Last month Cameco shut down its Cigar Lake mine – the world’s largest operating uranium mine – for a month, as directed by the Canadian Federal and Saskatchewan state governments for the sake of worker safety. Last week Cameco announced the shutdown would be extended – indefinitely.
The twist in the tale is Cameco has stood as a major buyer in the uranium spot market for some time now after first shuttering some operations when spot prices fell below the cost of production, and more recently shutting up shop on virus fears. The less Cameco produces, the more it has to buy in the market to satisfy existing delivery contracts, and the more it buys, the higher the spot uranium price rises.
This fact is not lost on sellers of uranium, which currently are mostly traders given little uranium is being produced. Traders also dominate the buy-side as they attempt to exploit obligatory demand from producers such as Cameco, and this equation has resulted in a 35% jump in the uranium spot price in less than a month.
Utilities? There’s a smattering of demand from end-users, but realistically there is no sign of urgency in needing to secure product before prices run up any higher.
This week saw speculators caught out in the WTI crude oil futures market. Speculators are dominating the uranium market while producers can do nothing about it, such as restart production, while virus lockdowns persist.
Last week saw significant volume in the spot market, with 22 transactions concluded totalling 2.6mlbs U3O8 equivalent, industry consultant TradeTech reports. TradeTech’s weekly spot price indicator rose US$2.75 to US$32.25/lb, up an average 8% per week over the last month and 25% year on year.
Unlike the oil market, the uranium market has not suffered demand destruction. On the contrary, nuclear power is flowing freely as an essential service at this time, with nuclear plants taking precautions but already quite familiar with the concept of worker safety. Yet utility demand has not jumped.
There were a couple of small transactions completed in the mid-term market last week, TradeTech reports, for just beyond the spot delivery window. TradeTech’s term price indicators remain at US$31.00/lb (mid) and US$34.00/lb (long).
How long can this speculator-driven spot price rally last? Ask the virus.
In December 2013, a leach tank failed at the Ranger Mine in Australia’s Northern Territory, owned by Energy Resources of Australia ((ERA)), which itself was then two-thirds owned by Rio Tinto ((RIO)). The failure shut down mining and a clean-up began.

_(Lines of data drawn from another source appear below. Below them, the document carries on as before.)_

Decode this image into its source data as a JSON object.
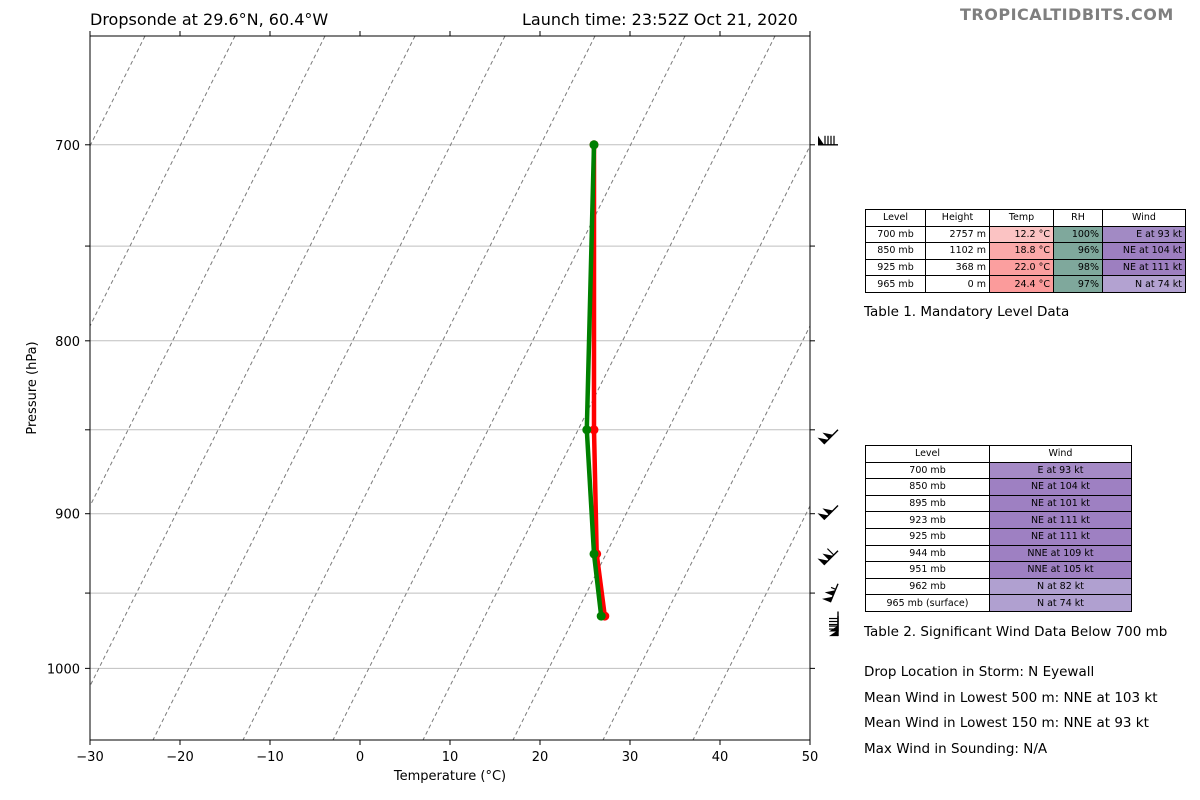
{
  "header": {
    "title_left": "Dropsonde at 29.6°N, 60.4°W",
    "title_right": "Launch time: 23:52Z Oct 21, 2020",
    "watermark": "TROPICALTIDBITS.COM"
  },
  "chart_data": {
    "type": "line",
    "xlabel": "Temperature (°C)",
    "ylabel": "Pressure (hPa)",
    "xlim": [
      -30,
      50
    ],
    "ylim": [
      1050,
      650
    ],
    "yscale": "log",
    "x_ticks": [
      "−30",
      "−20",
      "−10",
      "0",
      "10",
      "20",
      "30",
      "40",
      "50"
    ],
    "y_ticks": [
      "700",
      "800",
      "900",
      "1000"
    ],
    "grid_pressures": [
      700,
      750,
      800,
      850,
      900,
      950,
      1000
    ],
    "skew": "dashed diagonal isotherms",
    "series": [
      {
        "color": "#ff0000",
        "points": [
          [
            26.0,
            700
          ],
          [
            26.0,
            850
          ],
          [
            26.3,
            925
          ],
          [
            27.2,
            965
          ]
        ]
      },
      {
        "color": "#008000",
        "points": [
          [
            26.0,
            700
          ],
          [
            25.2,
            850
          ],
          [
            26.0,
            925
          ],
          [
            26.8,
            965
          ]
        ]
      }
    ],
    "wind_barbs": [
      {
        "p": 700,
        "dir": "E",
        "kt": 93
      },
      {
        "p": 850,
        "dir": "NE",
        "kt": 104
      },
      {
        "p": 895,
        "dir": "NE",
        "kt": 101
      },
      {
        "p": 923,
        "dir": "NE",
        "kt": 111
      },
      {
        "p": 944,
        "dir": "NNE",
        "kt": 109
      },
      {
        "p": 962,
        "dir": "N",
        "kt": 82
      },
      {
        "p": 965,
        "dir": "N",
        "kt": 74
      }
    ]
  },
  "table1": {
    "headers": [
      "Level",
      "Height",
      "Temp",
      "RH",
      "Wind"
    ],
    "rows": [
      {
        "level": "700 mb",
        "height": "2757 m",
        "temp": "12.2 °C",
        "rh": "100%",
        "wind": "E at 93 kt",
        "temp_color": "#fbc3c3",
        "wind_color": "#a28ac4"
      },
      {
        "level": "850 mb",
        "height": "1102 m",
        "temp": "18.8 °C",
        "rh": "96%",
        "wind": "NE at 104 kt",
        "temp_color": "#fba9a9",
        "wind_color": "#9d7fc0"
      },
      {
        "level": "925 mb",
        "height": "368 m",
        "temp": "22.0 °C",
        "rh": "98%",
        "wind": "NE at 111 kt",
        "temp_color": "#fb9f9f",
        "wind_color": "#9d7fc0"
      },
      {
        "level": "965 mb",
        "height": "0 m",
        "temp": "24.4 °C",
        "rh": "97%",
        "wind": "N at 74 kt",
        "temp_color": "#fb9b9b",
        "wind_color": "#b3a2d1"
      }
    ],
    "rh_color": "#7fa89c",
    "caption": "Table 1. Mandatory Level Data"
  },
  "table2": {
    "headers": [
      "Level",
      "Wind"
    ],
    "rows": [
      {
        "level": "700 mb",
        "wind": "E at 93 kt",
        "color": "#a58ac6"
      },
      {
        "level": "850 mb",
        "wind": "NE at 104 kt",
        "color": "#9e80c2"
      },
      {
        "level": "895 mb",
        "wind": "NE at 101 kt",
        "color": "#9e80c2"
      },
      {
        "level": "923 mb",
        "wind": "NE at 111 kt",
        "color": "#9e80c2"
      },
      {
        "level": "925 mb",
        "wind": "NE at 111 kt",
        "color": "#9e80c2"
      },
      {
        "level": "944 mb",
        "wind": "NNE at 109 kt",
        "color": "#9e80c2"
      },
      {
        "level": "951 mb",
        "wind": "NNE at 105 kt",
        "color": "#9e80c2"
      },
      {
        "level": "962 mb",
        "wind": "N at 82 kt",
        "color": "#b0a0d0"
      },
      {
        "level": "965 mb (surface)",
        "wind": "N at 74 kt",
        "color": "#b0a0d0"
      }
    ],
    "caption": "Table 2. Significant Wind Data Below 700 mb"
  },
  "info": {
    "drop_location": "Drop Location in Storm: N Eyewall",
    "mean_500": "Mean Wind in Lowest 500 m:  NNE at 103 kt",
    "mean_150": "Mean Wind in Lowest 150 m:  NNE at 93 kt",
    "max_wind": "Max Wind in Sounding: N/A"
  }
}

Since that time ERA has been producing uranium from stockpiled ore. Last year the company announced a rights issue to raise the funds required for the rehabilitation of the Ranger project area – a move supported by its majority shareholder. Following the completion of that rights issue, Rio Tinto, having recently offloaded its interest in the Rossing uranium mine in Namibia, moved to an 86% shareholding in ERA.
As a result, Rio reported record uranium production in the March quarter, up 5% year on year, but simply because of the increased shareholding.
Rehabilitation at Ranger is expected to be completed in six to seven years.